Mouse models can aid the development and testing of hypotheses in various scientific fields, and they are a critical tool for translational researchers for example in drug development. This data is made even more impactful due to its rich annotations which allow it to be mapped to annotated human phenotype data (via HPO mappings, as shown in the DIAB ontology).
Access to rich information about phenotypes as well as genotype supports the selection of suitable mouse strains for experiments. However, differences in the representation of human and mouse phenotypes and the need to understand the relationships between phenotypes and disease presents a challenge in translation of mouse data to human researchers.

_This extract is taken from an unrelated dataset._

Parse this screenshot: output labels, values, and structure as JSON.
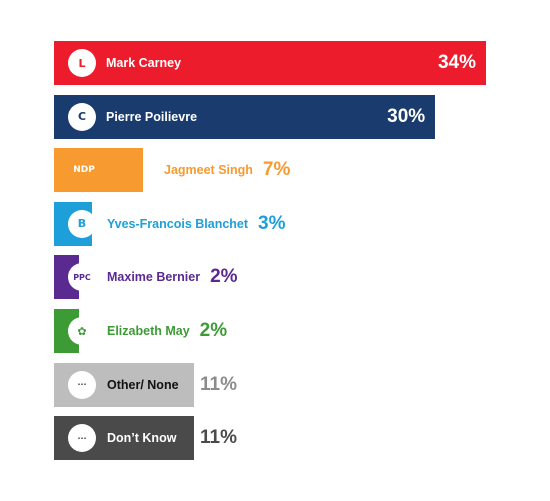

Focussed on our chosen disease area, Type 2 Diabetes Mellitus (T2D, previously referred to as non-insulin dependent diabetes or adult-onset diabetes), a common chronic disease, Phenomap provides an interface that allows users unfamiliar with mouse models to filter and display mouse phenotyping information according to their specific research interests.
Phenomap employs semantic web technologies to enable the integration of systemic phenotype mouse data from IMPC, MGI together with data from single mouse clinics. For example, researchers can ask questions such as “Which alleles are related to phenotypic alteration in the Diabetes relevant IPGTT procedure and has been validated by mouse phenotyping experts and statistical analysis?”.
These user interfaces may be enhanced in the future to leverage the semantic richness made possible by the work done in BioMedBridges deliverable 4.6.